Ангел-хранитель
Елизавета Ивановна — прехорошенькая старушка. Похожа на ожившую иллюстрацию к сказке Шарля Перро: в шляпке, к тулье которой приколот кокетливый искусственный цветок, в туфельках на крошечном каблучке — по моде, наверное, сорокалетней давности. И глаза у нее удивительные, сказочные. Какого-то редкого, изумрудного цвета, в обрамлении светлых ресничек. Сказочности добавляют и локоны голубого цвета, они выбиваются из-под милой шляпки. Кто-то скажет: да это она просто седину закрашивает. А кто-то возразит: нет, это Мальвина, девочка с голубыми волосами. И такая эта бабулечка миленькая, хорошенькая, всегда улыбчивая и разговорчивая, что хочется называть ее не Елизаветой Ивановной, а просто — Лизонькой.
Мы живем с Лизонькой в одном спальном микрорайоне, хоть и в разных домах. Когда я вижу ее на улице, всегда неспешную, элегантно одетую, пахнущую ландышевыми духами, радуюсь ей как родной. Но не знаю ни фамилии, ни номера телефона. И вот где-то с середины зимы меня одолевало подспудное беспокойство — где Лизонька? Совсем не встречаю ее. И страшные тревожные мысли приходят в голову; пожилой человек, вдруг что-то случилось?
Скворец и голуби
И тут вот — закончилась неожиданная апрельская метель. И пришла весна настоящая, с озорной листвой на деревьях, с нежной молодой травкой, с пением птичек. Погода такая, что хочется, как в детстве, прыгать по сухому асфальту на одной ножке. Эх! Вот было бы зрелище. Я почти бегу по скверику и отчего-то знаю, что сейчас увижу Лизоньку. И действительно, вот она, сидит на зеленой скамейке под большим каштаном. Запрокидывает голову, придерживает одной рукой шляпку — чтоб не свалилась. Долго-долго вглядывается в синее весеннее небо, улыбается, что-то шепчет облакам. На руках кружевные перчатки, пожелтевшие от времени, но знававшие лучшие времена. В руках маленькая изящная сумочка-ридикюль, очень похожая была когда-то у моей бабушки — в ней она хранила письма и открытки. А на скамейке рядом магазинный пакет, в нем батон хлеба. Наверное, Елизавета Ивановна пришла кормить голубей, и они знают об этом и уже слетаются на тропинку возле скамейки. Воркуют, толкаются, беспокойно поглядывают на Лизоньку. Чего она ждет-то, кормилица, отчего всматривается в небо и будто не замечает, что ее подопечные уже здесь, к трапезе готовы?

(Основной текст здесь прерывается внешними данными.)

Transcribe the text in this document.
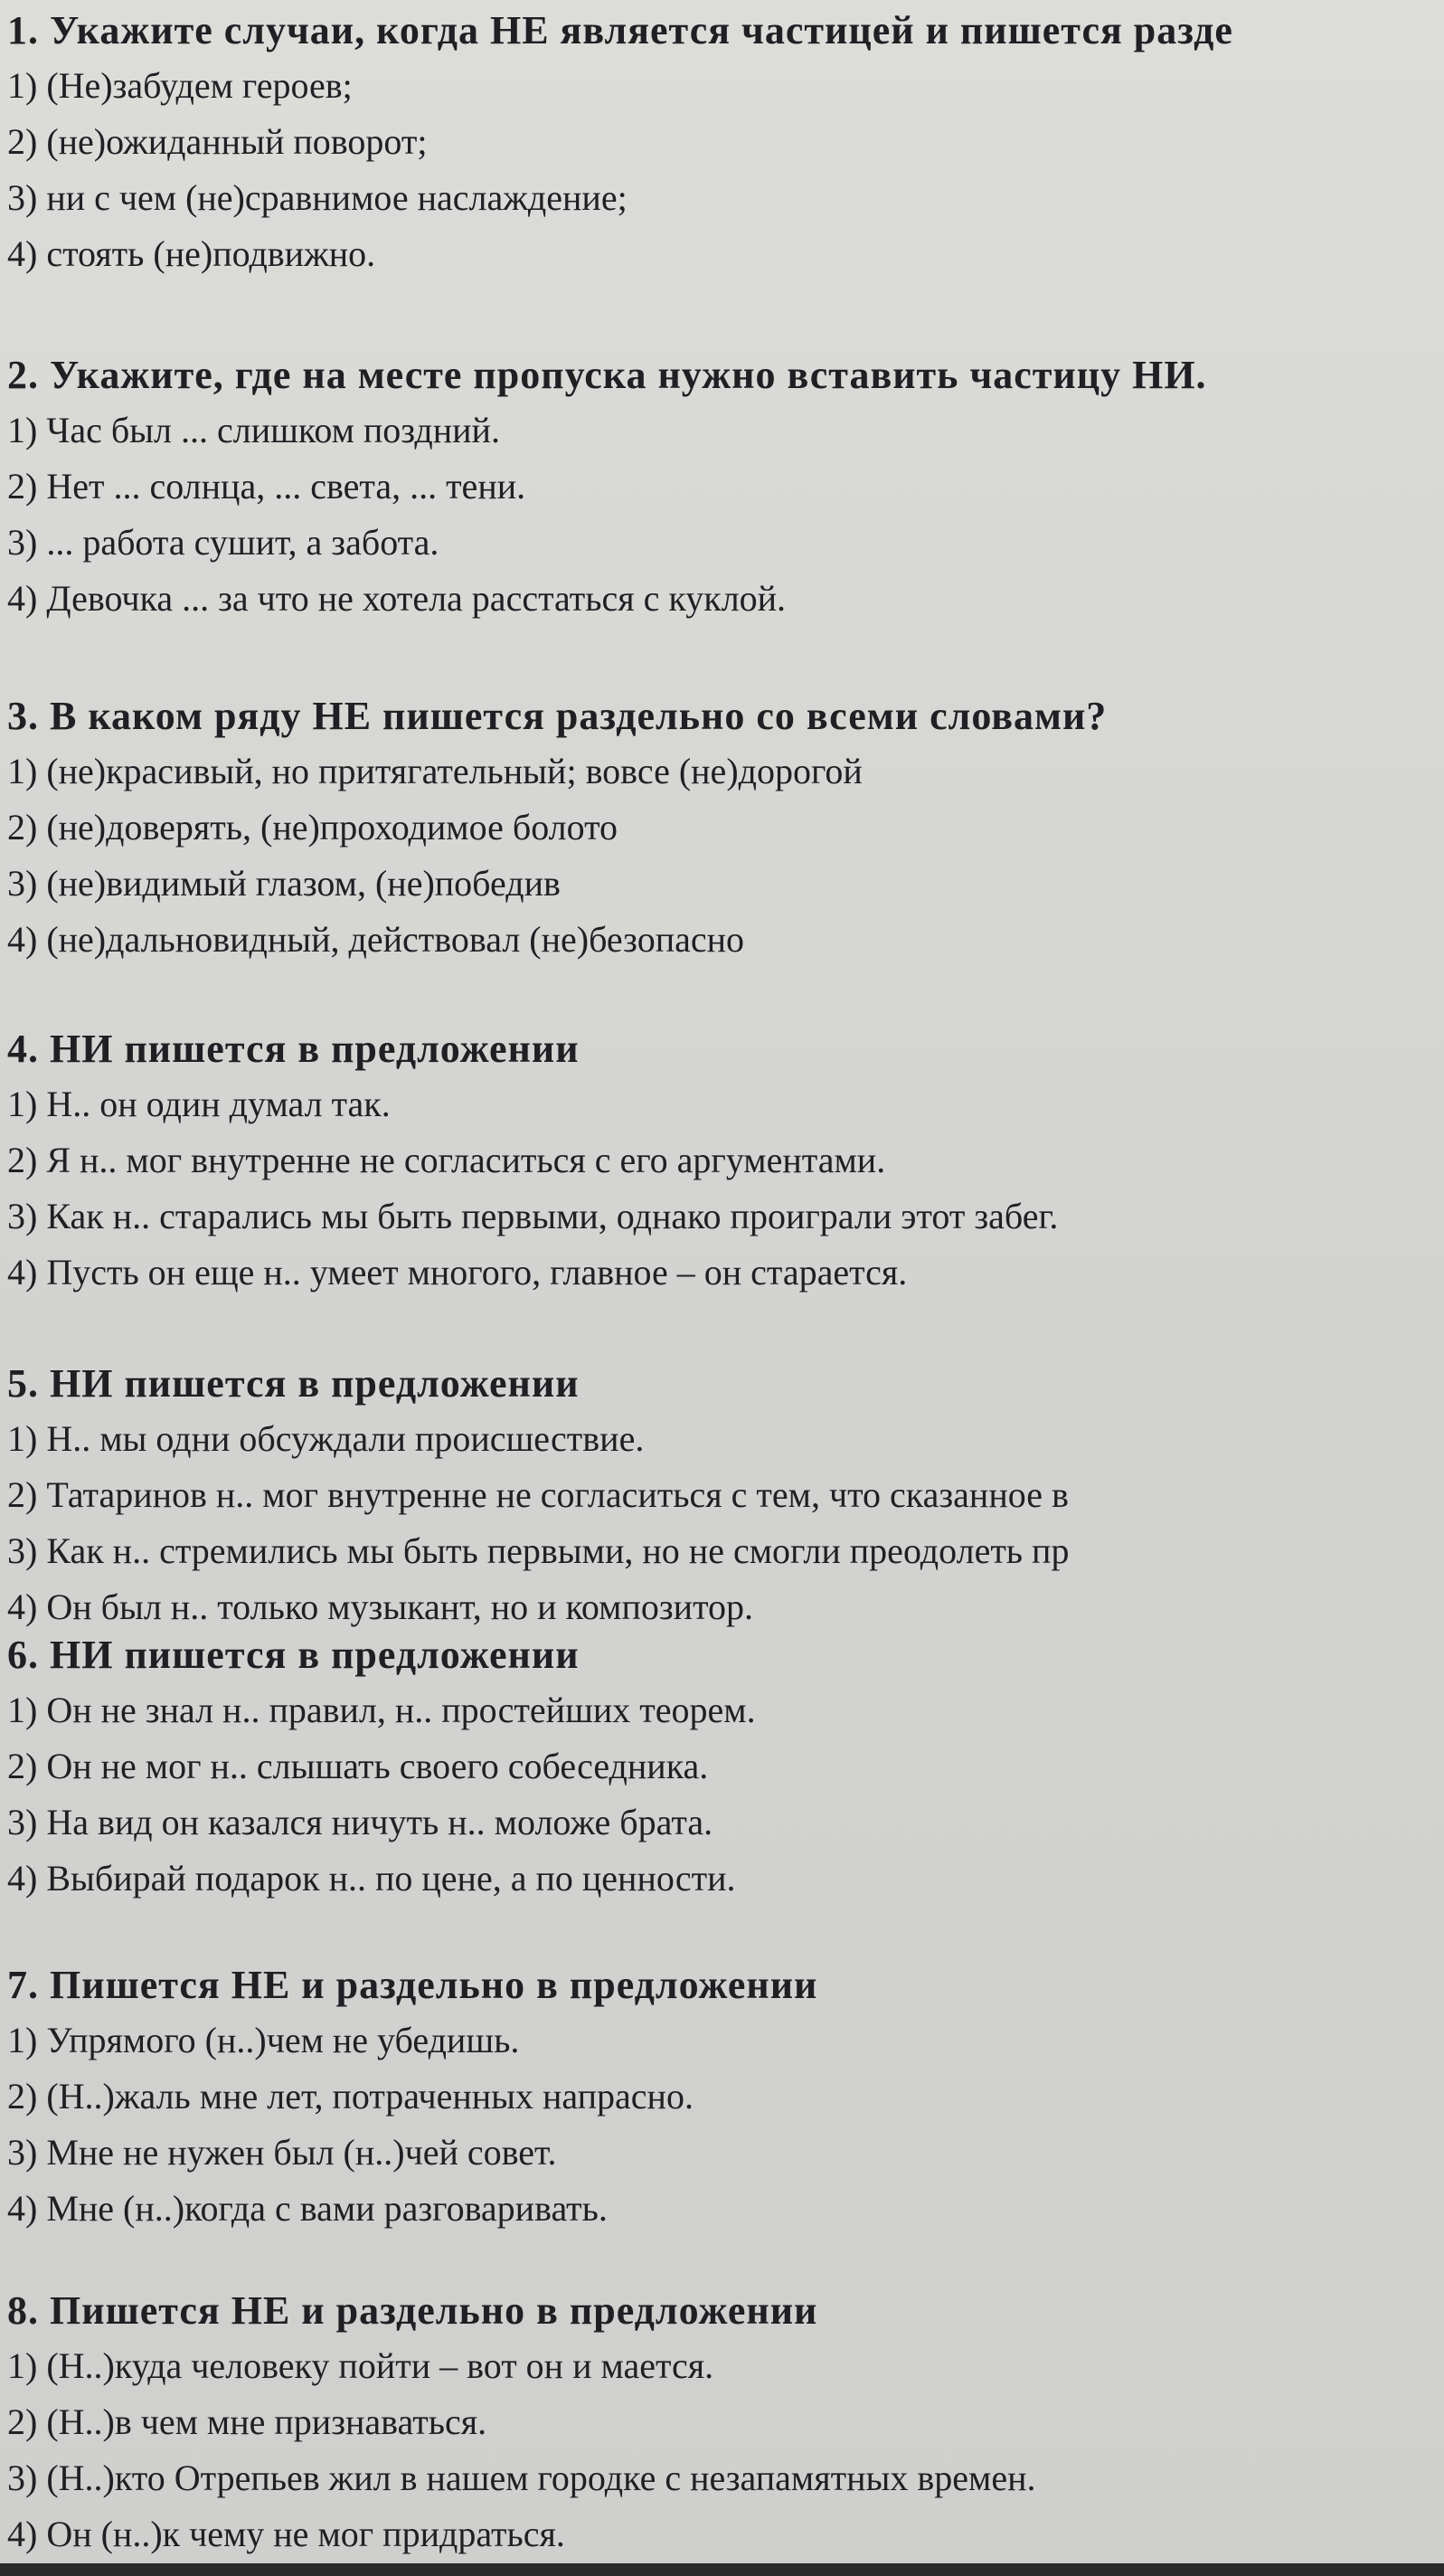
1. Укажите случаи, когда НЕ является частицей и пишется разде
1) (Не)забудем героев;
2) (не)ожиданный поворот;
3) ни с чем (не)сравнимое наслаждение;
4) стоять (не)подвижно.
2. Укажите, где на месте пропуска нужно вставить частицу НИ.
1) Час был ... слишком поздний.
2) Нет ... солнца, ... света, ... тени.
3) ... работа сушит, а забота.
4) Девочка ... за что не хотела расстаться с куклой.
3. В каком ряду НЕ пишется раздельно со всеми словами?
1) (не)красивый, но притягательный; вовсе (не)дорогой
2) (не)доверять, (не)проходимое болото
3) (не)видимый глазом, (не)победив
4) (не)дальновидный, действовал (не)безопасно
4. НИ пишется в предложении
1) Н.. он один думал так.
2) Я н.. мог внутренне не согласиться с его аргументами.
3) Как н.. старались мы быть первыми, однако проиграли этот забег.
4) Пусть он еще н.. умеет многого, главное – он старается.
5. НИ пишется в предложении
1) Н.. мы одни обсуждали происшествие.
2) Татаринов н.. мог внутренне не согласиться с тем, что сказанное в
3) Как н.. стремились мы быть первыми, но не смогли преодолеть пр
4) Он был н.. только музыкант, но и композитор.
6. НИ пишется в предложении
1) Он не знал н.. правил, н.. простейших теорем.
2) Он не мог н.. слышать своего собеседника.
3) На вид он казался ничуть н.. моложе брата.
4) Выбирай подарок н.. по цене, а по ценности.
7. Пишется НЕ и раздельно в предложении
1) Упрямого (н..)чем не убедишь.
2) (Н..)жаль мне лет, потраченных напрасно.
3) Мне не нужен был (н..)чей совет.
4) Мне (н..)когда с вами разговаривать.
8. Пишется НЕ и раздельно в предложении
1) (Н..)куда человеку пойти – вот он и мается.
2) (Н..)в чем мне признаваться.
3) (Н..)кто Отрепьев жил в нашем городке с незапамятных времен.
4) Он (н..)к чему не мог придраться.
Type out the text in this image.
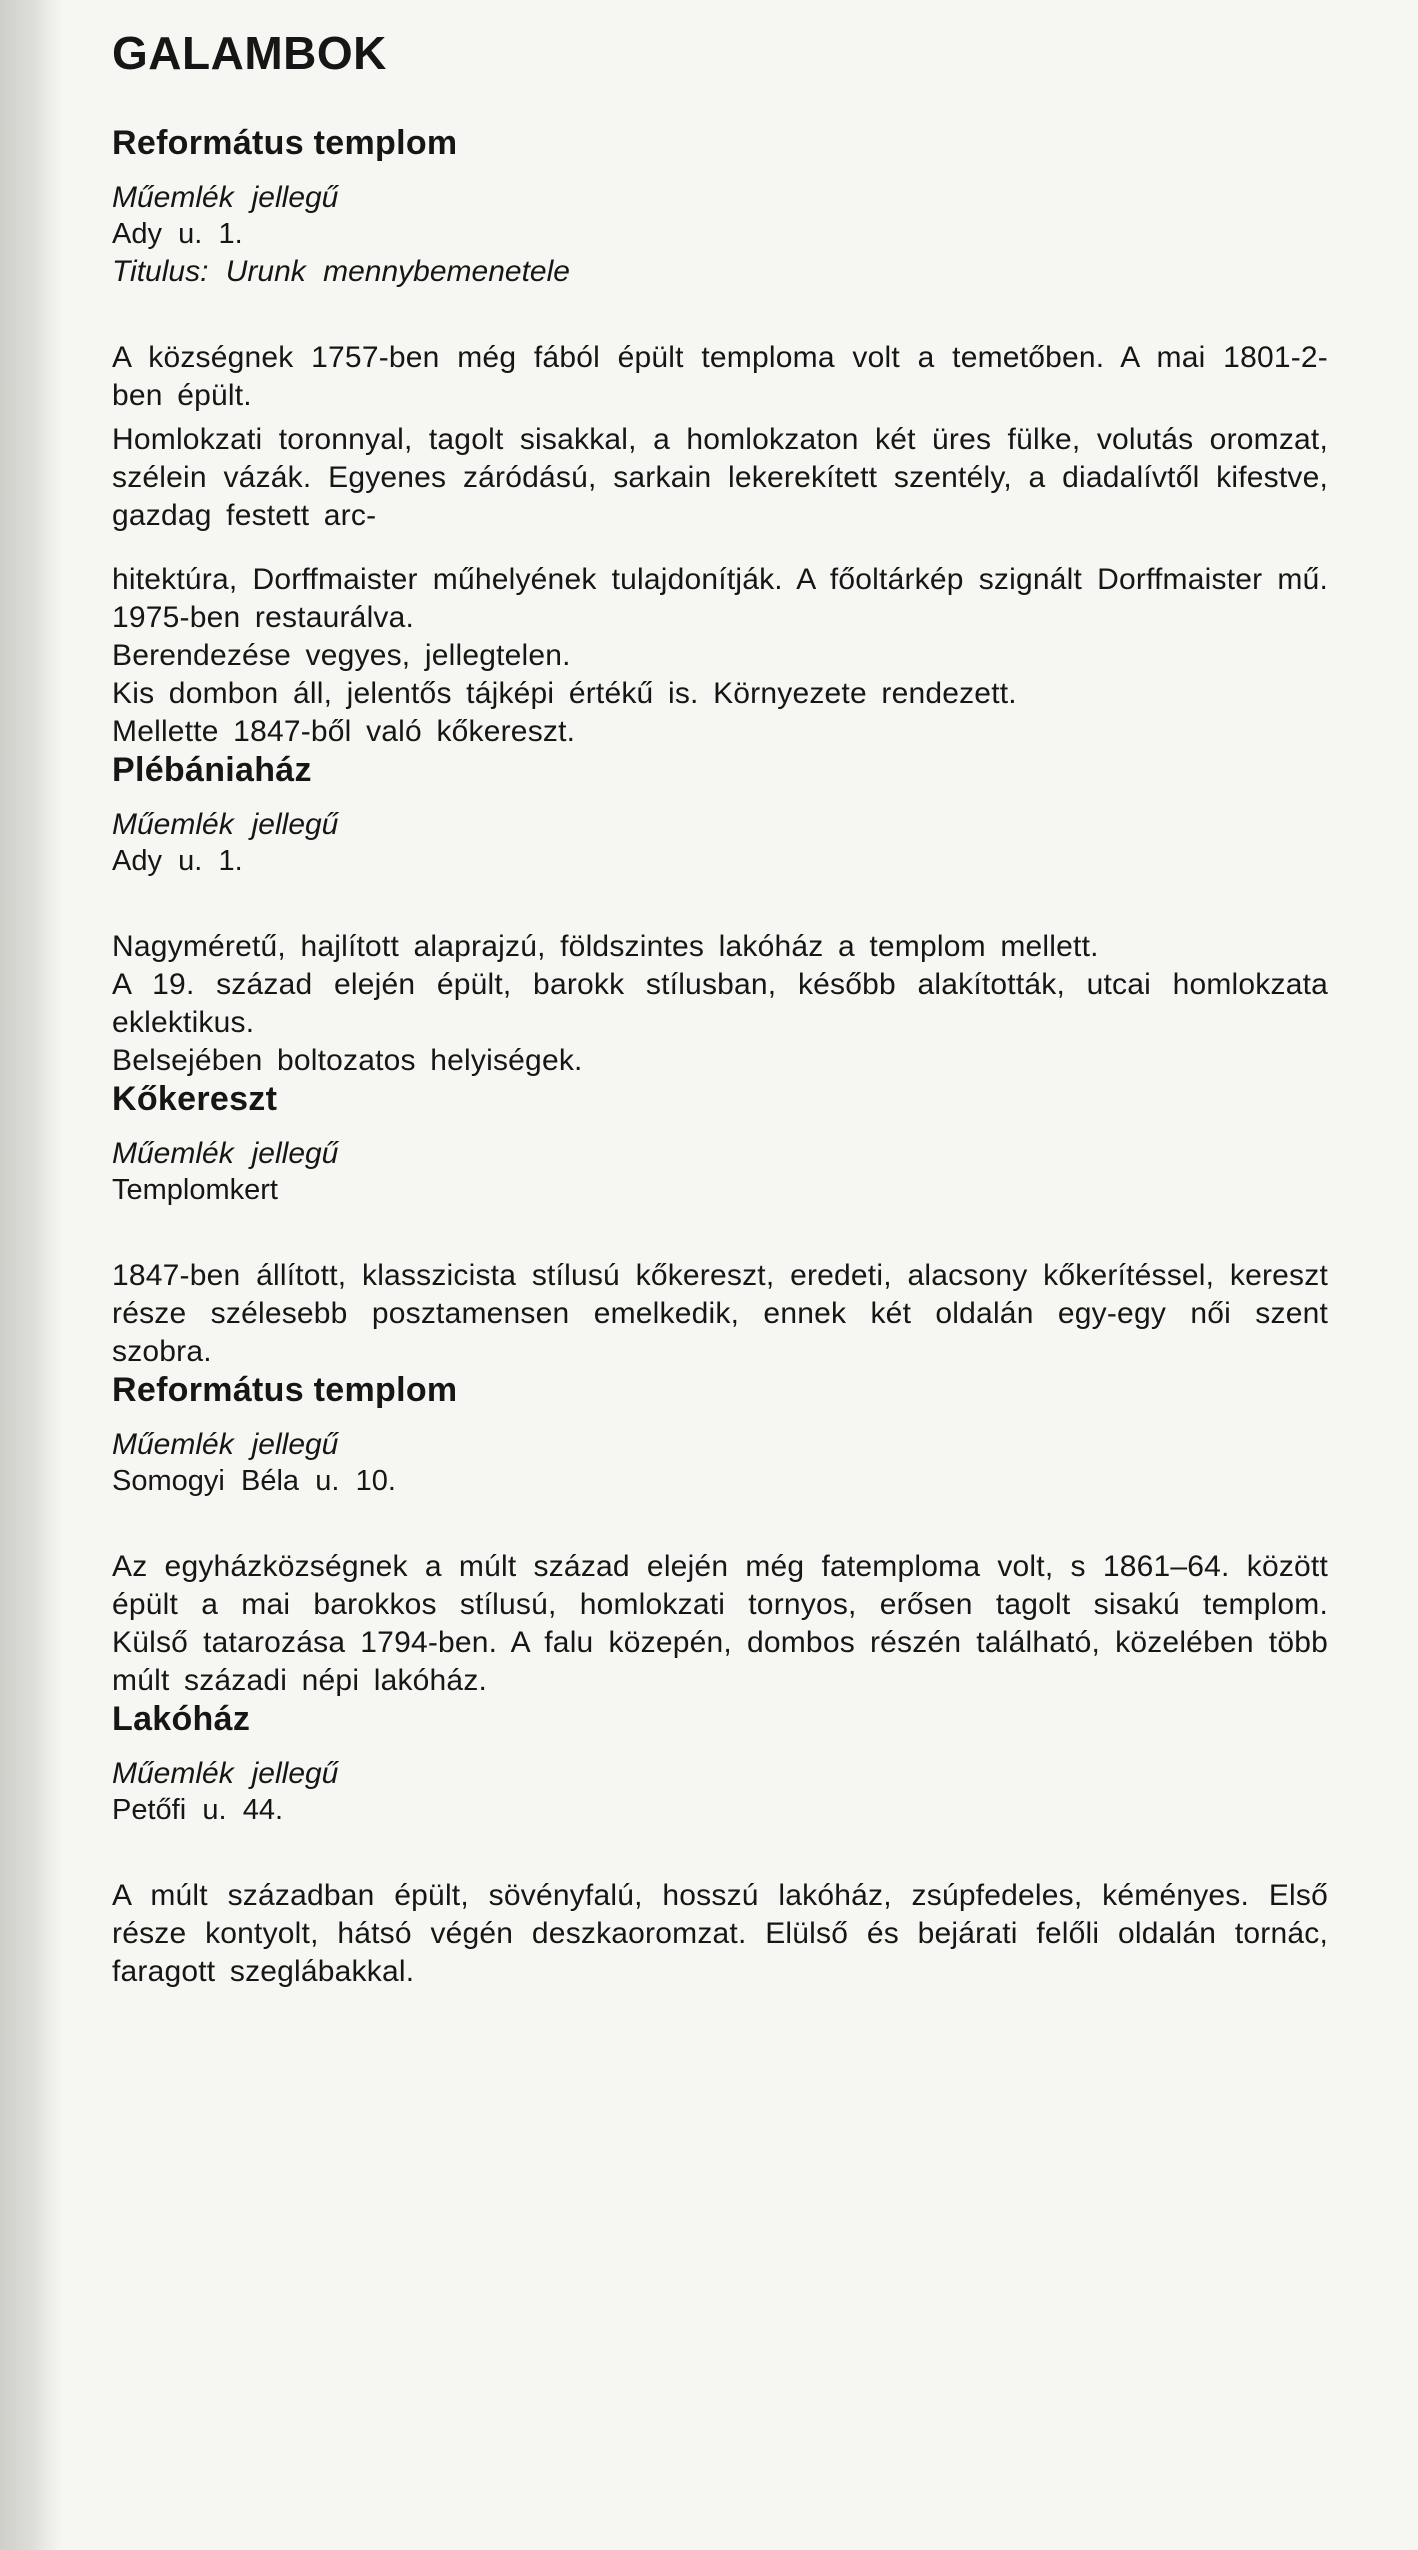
GALAMBOK
Református templom

Műemlék jellegű

Ady u. 1.

Titulus: Urunk mennybemenetele

A községnek 1757-ben még fából épült temploma volt a temetőben. A mai 1801-2-ben épült.

Homlokzati toronnyal, tagolt sisakkal, a homlokzaton két üres fülke, volutás oromzat, szélein vázák. Egyenes záródású, sarkain lekerekített szentély, a diadalívtől kifestve, gazdag festett arc-

hitektúra, Dorffmaister műhelyének tulajdonítják. A főoltárkép szignált Dorffmaister mű. 1975-ben restaurálva.

Berendezése vegyes, jellegtelen.

Kis dombon áll, jelentős tájképi értékű is. Környezete rendezett.

Mellette 1847-ből való kőkereszt.

Plébániaház

Műemlék jellegű

Ady u. 1.

Nagyméretű, hajlított alaprajzú, földszintes lakóház a templom mellett.

A 19. század elején épült, barokk stílusban, később alakították, utcai homlokzata eklektikus.

Belsejében boltozatos helyiségek.

Kőkereszt

Műemlék jellegű

Templomkert

1847-ben állított, klasszicista stílusú kőkereszt, eredeti, alacsony kőkerítéssel, kereszt része szélesebb posztamensen emelkedik, ennek két oldalán egy-egy női szent szobra.

Református templom

Műemlék jellegű

Somogyi Béla u. 10.

Az egyházközségnek a múlt század elején még fatemploma volt, s 1861–64. között épült a mai barokkos stílusú, homlokzati tornyos, erősen tagolt sisakú templom. Külső tatarozása 1794-ben. A falu közepén, dombos részén található, közelében több múlt századi népi lakóház.

Lakóház

Műemlék jellegű

Petőfi u. 44.

A múlt században épült, sövényfalú, hosszú lakóház, zsúpfedeles, kéményes. Első része kontyolt, hátsó végén deszkaoromzat. Elülső és bejárati felőli oldalán tornác, faragott szeglábakkal.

— Елизавета Ивановна! — я сажусь рядом с ней. — А я по вам скучала!
— Тссс, — она не поворачивает головы, но я вижу, что улыбается. И пальчик в перчатке подносит к ярко накрашенным губам. — Смотри, видишь, птичка на дереве. Как же она поет!
И действительно: какая-то небольшая птичка, темненькая, в белых мелких пятнышках. Наверное, это скворец. Испугалась птичка наших голосов и упорхнула прочь. Теперь все внимание голубям.
Лизонька крошит хлеб прямо себе под ноги, и голуби тут как тут, клюют жадно, отталкивают друг друга. Лизонька сердится.
— Ты зачем у него хлеб отнял? Он же тоже голоден. Тут всем хватит. Все наедитесь, не жадничайте.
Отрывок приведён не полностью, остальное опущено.